Even in this age of visual and aural pyrotechnics, in the sheer massiveness of movies, we perhaps have forgotten the true magic they bring. Maybe it's because in the rush to top itself, cinema has become all too often an exercise in excess. At least that is the Hollywood way.
But there was a time, believe it or not, when movies didn't exist, when a still photograph was considered a wonder unto itself. With Shadow Magic, Chinese-American director Ann Hu takes us to another time and place so that we can once again appreciate what film can do for us. For in imperial China, the idea of moving pictures was a very scary dangerous thing. It represented change. It represented competition. But it also represented new possibilities.

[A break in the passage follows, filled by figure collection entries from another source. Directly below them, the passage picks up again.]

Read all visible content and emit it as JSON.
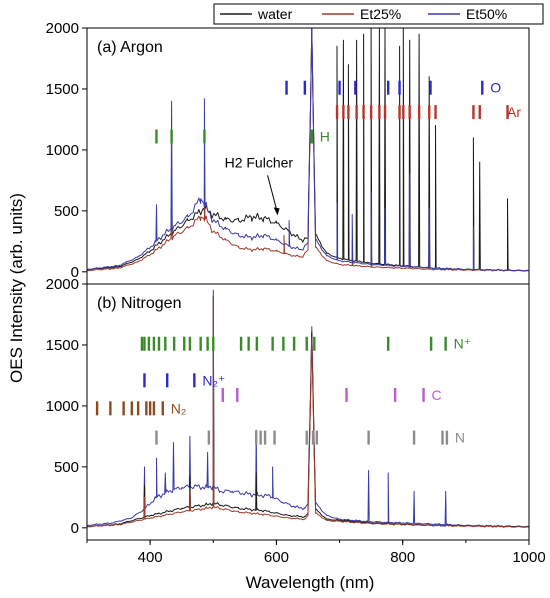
{
  "chart_data": {
    "type": "line",
    "xlabel": "Wavelength (nm)",
    "ylabel": "OES Intensity (arb. units)",
    "xlim": [
      300,
      1000
    ],
    "x_ticks": [
      "400",
      "600",
      "800",
      "1000"
    ],
    "legend": {
      "placement": "top-right",
      "entries": [
        {
          "name": "water",
          "color": "#1a1a1a"
        },
        {
          "name": "Et25%",
          "color": "#9c3b2a"
        },
        {
          "name": "Et50%",
          "color": "#3a3aa8"
        }
      ]
    },
    "panels": [
      {
        "title": "(a) Argon",
        "ylim": [
          -100,
          2000
        ],
        "y_ticks": [
          "0",
          "500",
          "1000",
          "1500",
          "2000"
        ],
        "annotation": {
          "text": "H2 Fulcher",
          "x": 605,
          "y": 430
        },
        "species": [
          {
            "label": "O",
            "color": "#2a2acb",
            "y": 1510,
            "lines": [
              616,
              645,
              700,
              725,
              777,
              795,
              844,
              926
            ]
          },
          {
            "label": "Ar",
            "color": "#b5372b",
            "y": 1310,
            "lines": [
              696,
              706,
              714,
              727,
              738,
              750,
              763,
              772,
              795,
              801,
              811,
              826,
              842,
              852,
              912,
              922,
              966
            ]
          },
          {
            "label": "H",
            "color": "#3a8a2a",
            "y": 1110,
            "lines": [
              410,
              434,
              486,
              656
            ]
          }
        ],
        "series": [
          {
            "name": "water",
            "color": "#1a1a1a",
            "points": [
              [
                300,
                20
              ],
              [
                350,
                40
              ],
              [
                380,
                100
              ],
              [
                400,
                170
              ],
              [
                420,
                260
              ],
              [
                440,
                340
              ],
              [
                460,
                420
              ],
              [
                475,
                480
              ],
              [
                485,
                520
              ],
              [
                500,
                470
              ],
              [
                520,
                430
              ],
              [
                540,
                420
              ],
              [
                560,
                450
              ],
              [
                580,
                440
              ],
              [
                600,
                400
              ],
              [
                620,
                330
              ],
              [
                640,
                260
              ],
              [
                650,
                280
              ],
              [
                656,
                2000
              ],
              [
                662,
                300
              ],
              [
                680,
                150
              ],
              [
                700,
                110
              ],
              [
                750,
                70
              ],
              [
                800,
                50
              ],
              [
                850,
                30
              ],
              [
                900,
                20
              ],
              [
                1000,
                10
              ]
            ],
            "spikes": [
              [
                696,
                1850
              ],
              [
                706,
                1900
              ],
              [
                714,
                1700
              ],
              [
                727,
                1900
              ],
              [
                738,
                1950
              ],
              [
                750,
                2000
              ],
              [
                763,
                2000
              ],
              [
                772,
                2000
              ],
              [
                795,
                1850
              ],
              [
                801,
                2000
              ],
              [
                811,
                1900
              ],
              [
                826,
                1950
              ],
              [
                842,
                1600
              ],
              [
                852,
                1200
              ],
              [
                912,
                1100
              ],
              [
                922,
                900
              ],
              [
                966,
                600
              ],
              [
                434,
                600
              ],
              [
                486,
                700
              ]
            ]
          },
          {
            "name": "Et25%",
            "color": "#9c3b2a",
            "points": [
              [
                300,
                10
              ],
              [
                350,
                30
              ],
              [
                380,
                80
              ],
              [
                400,
                140
              ],
              [
                420,
                220
              ],
              [
                440,
                300
              ],
              [
                460,
                360
              ],
              [
                480,
                450
              ],
              [
                490,
                420
              ],
              [
                500,
                330
              ],
              [
                520,
                260
              ],
              [
                540,
                200
              ],
              [
                560,
                180
              ],
              [
                580,
                190
              ],
              [
                600,
                170
              ],
              [
                620,
                140
              ],
              [
                640,
                120
              ],
              [
                650,
                180
              ],
              [
                656,
                2000
              ],
              [
                662,
                200
              ],
              [
                680,
                90
              ],
              [
                700,
                60
              ],
              [
                750,
                40
              ],
              [
                800,
                30
              ],
              [
                850,
                20
              ],
              [
                900,
                15
              ],
              [
                1000,
                8
              ]
            ],
            "spikes": [
              [
                434,
                760
              ],
              [
                486,
                900
              ],
              [
                612,
                300
              ],
              [
                720,
                260
              ],
              [
                750,
                290
              ],
              [
                811,
                340
              ],
              [
                842,
                260
              ]
            ]
          },
          {
            "name": "Et50%",
            "color": "#3a3aa8",
            "points": [
              [
                300,
                20
              ],
              [
                350,
                50
              ],
              [
                380,
                120
              ],
              [
                400,
                200
              ],
              [
                420,
                300
              ],
              [
                440,
                380
              ],
              [
                460,
                450
              ],
              [
                480,
                600
              ],
              [
                490,
                520
              ],
              [
                500,
                420
              ],
              [
                520,
                350
              ],
              [
                540,
                300
              ],
              [
                560,
                280
              ],
              [
                580,
                300
              ],
              [
                600,
                260
              ],
              [
                620,
                210
              ],
              [
                640,
                180
              ],
              [
                650,
                240
              ],
              [
                656,
                2000
              ],
              [
                662,
                260
              ],
              [
                680,
                130
              ],
              [
                700,
                90
              ],
              [
                750,
                60
              ],
              [
                800,
                45
              ],
              [
                850,
                30
              ],
              [
                900,
                20
              ],
              [
                1000,
                10
              ]
            ],
            "spikes": [
              [
                410,
                550
              ],
              [
                434,
                1400
              ],
              [
                486,
                1420
              ],
              [
                620,
                420
              ],
              [
                696,
                560
              ],
              [
                720,
                470
              ],
              [
                750,
                650
              ],
              [
                772,
                520
              ],
              [
                811,
                800
              ],
              [
                842,
                520
              ],
              [
                912,
                370
              ]
            ]
          }
        ]
      },
      {
        "title": "(b) Nitrogen",
        "ylim": [
          -100,
          2000
        ],
        "y_ticks": [
          "0",
          "500",
          "1000",
          "1500",
          "2000"
        ],
        "species": [
          {
            "label": "N⁺",
            "color": "#3a8a2a",
            "y": 1510,
            "lines": [
              387,
              391,
              398,
              406,
              414,
              424,
              438,
              454,
              463,
              480,
              491,
              500,
              544,
              556,
              569,
              594,
              611,
              628,
              648,
              660,
              777,
              845,
              868
            ]
          },
          {
            "label": "N₂⁺",
            "color": "#2a2acb",
            "y": 1210,
            "lines": [
              391,
              427,
              470
            ]
          },
          {
            "label": "C",
            "color": "#b75ec9",
            "y": 1090,
            "lines": [
              515,
              538,
              711,
              788,
              833
            ]
          },
          {
            "label": "N₂",
            "color": "#8c4a1e",
            "y": 980,
            "lines": [
              296,
              316,
              337,
              358,
              371,
              381,
              394,
              400,
              406,
              420
            ]
          },
          {
            "label": "N",
            "color": "#8c8c8c",
            "y": 740,
            "lines": [
              410,
              493,
              568,
              575,
              582,
              597,
              648,
              658,
              664,
              746,
              818,
              863,
              870
            ]
          }
        ],
        "series": [
          {
            "name": "Et50%",
            "color": "#3a3aa8",
            "points": [
              [
                300,
                20
              ],
              [
                340,
                40
              ],
              [
                370,
                80
              ],
              [
                390,
                150
              ],
              [
                410,
                250
              ],
              [
                430,
                300
              ],
              [
                450,
                330
              ],
              [
                470,
                340
              ],
              [
                490,
                330
              ],
              [
                500,
                340
              ],
              [
                510,
                300
              ],
              [
                530,
                300
              ],
              [
                550,
                280
              ],
              [
                570,
                270
              ],
              [
                590,
                260
              ],
              [
                610,
                210
              ],
              [
                630,
                170
              ],
              [
                645,
                160
              ],
              [
                650,
                200
              ],
              [
                656,
                1650
              ],
              [
                662,
                200
              ],
              [
                680,
                100
              ],
              [
                700,
                70
              ],
              [
                750,
                50
              ],
              [
                800,
                40
              ],
              [
                850,
                30
              ],
              [
                900,
                20
              ],
              [
                1000,
                10
              ]
            ],
            "spikes": [
              [
                391,
                500
              ],
              [
                410,
                570
              ],
              [
                424,
                450
              ],
              [
                437,
                700
              ],
              [
                463,
                750
              ],
              [
                491,
                620
              ],
              [
                500,
                1950
              ],
              [
                568,
                800
              ],
              [
                594,
                500
              ],
              [
                746,
                470
              ],
              [
                777,
                450
              ],
              [
                818,
                300
              ],
              [
                868,
                300
              ]
            ]
          },
          {
            "name": "water",
            "color": "#1a1a1a",
            "points": [
              [
                300,
                10
              ],
              [
                350,
                30
              ],
              [
                400,
                100
              ],
              [
                450,
                160
              ],
              [
                490,
                190
              ],
              [
                500,
                200
              ],
              [
                540,
                160
              ],
              [
                580,
                140
              ],
              [
                620,
                100
              ],
              [
                645,
                90
              ],
              [
                650,
                120
              ],
              [
                656,
                1600
              ],
              [
                662,
                150
              ],
              [
                680,
                70
              ],
              [
                750,
                40
              ],
              [
                850,
                20
              ],
              [
                1000,
                8
              ]
            ],
            "spikes": [
              [
                391,
                350
              ],
              [
                463,
                420
              ],
              [
                500,
                1900
              ],
              [
                568,
                450
              ]
            ]
          },
          {
            "name": "Et25%",
            "color": "#9c3b2a",
            "points": [
              [
                300,
                10
              ],
              [
                350,
                25
              ],
              [
                400,
                80
              ],
              [
                450,
                130
              ],
              [
                490,
                160
              ],
              [
                500,
                170
              ],
              [
                540,
                130
              ],
              [
                580,
                110
              ],
              [
                620,
                80
              ],
              [
                645,
                70
              ],
              [
                650,
                100
              ],
              [
                656,
                1560
              ],
              [
                662,
                120
              ],
              [
                680,
                60
              ],
              [
                750,
                35
              ],
              [
                850,
                18
              ],
              [
                1000,
                6
              ]
            ],
            "spikes": [
              [
                391,
                250
              ],
              [
                463,
                300
              ],
              [
                500,
                1900
              ]
            ]
          }
        ]
      }
    ]
  }
}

That's what Hu has fashioned in Shadow Magic, a fictionalized account of how China was introduced to cinema at the beginning of the 20th century. Told with a poignancy that almost borders on the sappy, Shadow Magic considers the age-old dilemmas of tradition vs. change, East vs. West, duty vs. love. Hu tells her story with such an open heart, deft performances and a visual grace that it's hard to deny its humble power. If this is a love letter to Chinese cinema, we're fortunate for the translation.
Hu tells the story from the Chinese perspective but makes it accessible for the Western viewer. At first it appears that the protagonist is Raymond Wallace (Jared Harris), a composite character of the unknown Westerners who introduced cinema to the Chinese so we have someone to relate to. But the true hero of the film instantly becomes the young Liu Jinglun (Xia Lu). His character is loosely based on the real-life Liu Zhong Lun, a pioneer in Chinese cinema who made the first Chinese narrative film in 1905 that gave birth to the nation's film industry.
Here, Hu seizes the opportunity to tell an interesting story of discovery with Chinese characters who are almost fully realized and wholly appealing. Liu leads the way, as played by Lu, one of China's more promising young actors with a smile that betrays his passions. His character is caught at a crossroads. He tries to remain loyal to his boss, Master Ren(Liu Peiqi), who runs the Feng Tai Photo Studio and has made Liu the chief photographer. He tries to obey his father and marry a frumpy widow.
But love, as it inevitably does, gets in the way. Hu's trick is showing how these two different and sometimes competing loves, play against each other. When Wallace comes to town with his promises of moving pictures, Liu is understandably intrigued and ultimately won over, to the point where he must choose between the security of his job and the possibilities (and uncertainty) of film.
At exactly the same moment, Liu falls in love with the Ling (Xing Yufei), the daughter of a legendary opera star, Lord Tran, who has come to the studio to have his portrait taken. Ultimately, Liu must choose between his love for Ling and his duty to his father to marry a woman he doesn't love. Complicating the whole thing is the reality that, as Wallace's moviehouse gains in popularity, Lord Tran's opera audiences dwindle. How can Liu pull it off?
That question isn't nearly as interesting as the impact movies initially have on the Chinese, and it is the scenes in the moviehouse that are some of Hu's finest simply by capturing reaction. When Liu sees his first film, Hu shoots his reactions from behind as he races up to the screen in excitement, interacting with the images and scurrying about the screen like a toddler around a new bicycle. Later, when Liu helps Wallace bring in customers, the shots of the star-struck citizens transcends the usual awestruck. They are filled with wonder, delight, surprise and fright (an oncoming train really feels like an oncoming train; thank God 3-D came much later). As they watch a European family interact at a dinner table, one viewer notes, "They seem to have feelings!"
All of Hu's characters have a certain depth to them. Though he is at odds with Liu's ambitions, Master Ren is only trying to respect a tradition that has served him well. Liu's father resents his son's rebellious nature, but becomes the unlikely source of help in a rather ironic twist. While Lord Tran (Li Yusheng, who has the honor of wearing Huang Bao Rong's vivid costumes) is vain and arrogant, he understands the realities of progress. The chemistry between the two lovers is sweet, too; when Liu takes Ling's picture, he says with a soft double-entendre, "You are captured forever." If Hu missteps at all, it is by making the arc of the film a little too convenient, the characters a little too soft; while there's dramatic tension here, there's the unmistakable feeling that everything's going to work out.
But tributes to the beauty of cinema -- like Cinema Paradiso, which also is drenched in sentimentalism and features a familiar violin thread throughout -- are often built this way. Most love letters, after all, focus on the love.